Borderline Personality is a pattern of unstable emotions, relationships and self-image. Individuals with Borderline Personality Disorder may:

  • Have episodes of intense anger or irritability.
  • Change quickly between feeling positively and negatively about other people in their life.
  • Have a lot of past relationships that ended with anger and negativity (“burning bridges” with others).
  • Become dependent on their behavioral health provider, calling frequently or making statements like “you are the only one who can understand me.”
  • Exhibit impulsive behavior in response to feeling intense emotions, including repeated self-harm behavior, high-risk sexual activity, or substance abuse.

When you are working with a client who has a personality disorder, it is very important to remember that these problems very often develop as a result of negative life experiences. For example, research shows that Antisocial Personality Disorder in adults is associated with childhood histories of neglect. Also, research has demonstrated that adults with Borderline Personality Disorder are more likely to have experienced sexual abuse in childhood. Empathy for clients with personality disorders is an important first step towards being able to work with them effectively.
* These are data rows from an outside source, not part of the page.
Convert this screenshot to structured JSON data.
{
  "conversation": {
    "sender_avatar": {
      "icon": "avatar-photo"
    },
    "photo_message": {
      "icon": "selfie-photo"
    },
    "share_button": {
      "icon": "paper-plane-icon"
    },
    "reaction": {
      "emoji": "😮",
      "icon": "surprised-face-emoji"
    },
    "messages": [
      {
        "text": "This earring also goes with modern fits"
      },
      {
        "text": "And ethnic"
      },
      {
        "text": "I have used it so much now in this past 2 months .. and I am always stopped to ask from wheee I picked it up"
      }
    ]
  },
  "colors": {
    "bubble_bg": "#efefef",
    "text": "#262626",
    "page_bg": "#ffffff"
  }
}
Additionally, BHA/Ps should remember the following tips for working with clients who have personality disorders:

  • Set clear boundaries from the start. For example, explain how often the client will be seen, how they should contact you between appointments, and how they can access emergency care.
  • Be consistent.
  • Do not avoid or push away your client.
  • Explain to the client that you are providing them care as part of a team, which includes your supervisor.
  • Consult with your supervisor frequently for support and guidance.

Creating a Safe Environment

When you are working with a client who is at risk of emotional or violent outbursts or inappropriate sexual behavior, talk with your supervisor about how to ensure your safety during and in between sessions. Some approaches that you and your supervisor may use include:

  • Know and follow your organization’s policies and procedures for provider safety.
  • Meet with your client when another person is in the building.
  • Alert other staff in your clinic before you meet with the client.
  • Position your chair between your client and the door.
  • Keep your phone within reach.
  • In high risk situations, you and your supervisor may decide to contact your local VPSO ahead of time to let them know you may call for assistance (while being careful to secure your client’s identity and protected health information).

These strategies, while not guaranteeing safety, can reduce the risk of harm to you or other staff members. Additionally, difficult clients who observe that you are working as part of a team to provide them care may be less likely to push boundaries or exhibit unsafe behavior than if they perceive you to be working independently or alone.